The Brains behind a Better Robot for Seniors: Scientists and Engineers
May 4, 2012
by Robin Tricoles
Stop for a moment and consider what it would be like to live with someone always willing to do your chores. For many, it would be a luxury, but for a growing number of older adults, it’s a necessity.
With that in mind, human factors psychologist Wendy Rogers is working with a multidisciplinary team of researchers to design a robot that helps older adults retain their independence while maintaining their quality of life.
“The project is a true collaboration between the robotics side of things and the psychological side,” says Rogers, a psychology professor at the Georgia Institute of Technology. “The roboticists are designing the robot and the psychologists are helping identify what older adults want the robot to do.”
What the robot needs to do, says Rogers, is quite clear to many older adults, those 65 and up. They want it to clean up, do chores, and bring them their medication, she says. “They don’t want the robot to help them do things they can already do themselves,” says Rogers. “They’re very discriminating about the kinds of tasks they want the robot to do.”
In many instances, especially ones involving privacy, Rogers and her colleagues found that people want a robot’s help. For some personal tasks, you might just not want a human, says Rogers.
However, the robot in this case is human size, about five-foot-four. It also sports grippers, hand-like appendages attached to arms that allow it to pick up and deliver objects, such as bottles of medicine or cups of coffee.
After a group of older adults watched the robot in action, Rogers and her colleagues talked with them about how they felt about having a robot around.
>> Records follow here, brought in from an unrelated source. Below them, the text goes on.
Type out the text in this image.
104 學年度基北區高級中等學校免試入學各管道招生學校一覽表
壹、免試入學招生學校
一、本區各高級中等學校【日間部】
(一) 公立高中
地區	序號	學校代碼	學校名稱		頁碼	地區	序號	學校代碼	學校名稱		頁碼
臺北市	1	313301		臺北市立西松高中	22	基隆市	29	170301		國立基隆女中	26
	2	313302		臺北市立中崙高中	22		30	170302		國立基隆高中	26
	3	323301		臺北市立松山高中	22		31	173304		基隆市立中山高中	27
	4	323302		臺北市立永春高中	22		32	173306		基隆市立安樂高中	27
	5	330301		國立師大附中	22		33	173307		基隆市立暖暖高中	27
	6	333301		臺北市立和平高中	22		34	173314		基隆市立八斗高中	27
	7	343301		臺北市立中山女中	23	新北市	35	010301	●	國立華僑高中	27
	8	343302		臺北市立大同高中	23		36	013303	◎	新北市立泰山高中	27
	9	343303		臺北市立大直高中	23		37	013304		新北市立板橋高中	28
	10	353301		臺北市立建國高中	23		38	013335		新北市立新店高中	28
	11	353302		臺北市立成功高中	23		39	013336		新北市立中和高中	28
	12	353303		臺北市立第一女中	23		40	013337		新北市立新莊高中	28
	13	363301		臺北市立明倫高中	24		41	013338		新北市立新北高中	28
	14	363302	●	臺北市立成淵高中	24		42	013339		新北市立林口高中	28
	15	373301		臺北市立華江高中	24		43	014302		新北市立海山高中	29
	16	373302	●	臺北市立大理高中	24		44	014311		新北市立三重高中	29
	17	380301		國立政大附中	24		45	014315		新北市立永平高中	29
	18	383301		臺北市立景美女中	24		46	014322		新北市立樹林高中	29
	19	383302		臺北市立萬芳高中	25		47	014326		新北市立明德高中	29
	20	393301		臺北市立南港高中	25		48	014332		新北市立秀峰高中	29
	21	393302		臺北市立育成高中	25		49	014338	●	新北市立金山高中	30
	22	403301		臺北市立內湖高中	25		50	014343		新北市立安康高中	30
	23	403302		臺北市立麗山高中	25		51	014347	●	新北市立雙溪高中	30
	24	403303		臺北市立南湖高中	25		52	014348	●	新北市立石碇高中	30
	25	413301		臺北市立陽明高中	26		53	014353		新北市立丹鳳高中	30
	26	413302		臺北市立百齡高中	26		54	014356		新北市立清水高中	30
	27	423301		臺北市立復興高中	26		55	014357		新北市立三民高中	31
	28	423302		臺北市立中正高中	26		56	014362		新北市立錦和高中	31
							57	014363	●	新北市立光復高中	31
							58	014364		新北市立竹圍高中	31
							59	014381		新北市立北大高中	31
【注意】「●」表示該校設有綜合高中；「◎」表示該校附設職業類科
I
Rogers said she was struck by how open-minded the seniors were about the technology. “Many people who design technology think that older adults don’t want to use it,” says Rogers. “Well, our data show they do.”
And when seniors were asked how they’d prefer to control the robot, many liked the idea of simply telling the robot what to do. However, as with humans, this may not be the optimal way to effect control, say researchers.
Instead, Georgia Tech’s Charlie Kemp, a roboticist, has designed a way to control robots using a laser pointer. People who are mobility impaired, especially those who are quadriplegic or paraplegic, may not be able to speak, or they may drop a remote and not be able to retrieve it. A standard laser pointer can guide the robot to retrieve the correct object and give these individuals more control of their environment.
This summer, Rogers and her colleagues will be interviewing health-care providers working in assisted-living facilities. Their aim is to find out how a robot could help providers do their job. One possibility is that the robot could serve as a second pair of eyes for caregivers. The idea being that a robot could be out and about monitoring residents and then return with a report tailored to the caregivers’ needs.
“We believe that we’ll soon have robots in these community institutional environments,” says Rogers. “Robots are still expensive, but one robot could assist a lot of people. But in the future, they’ll be in individual homes."
Wendy Rogers is a professor of psychology at the Georgia Institute of Technology. She is a member of the Human Factors and Ergonomics Society, the American Psychological Association, and the Psychonomic Society. The Human Factors and Ergonomics Society awarded her the 2010 Paul M. Fitts Education Award. The robot, GATSBII, will be residing at Georgia Tech’s Aware Home throughout the summer. GATSBII stands for the Georgia Tech Service Bot with Interactive Intelligence.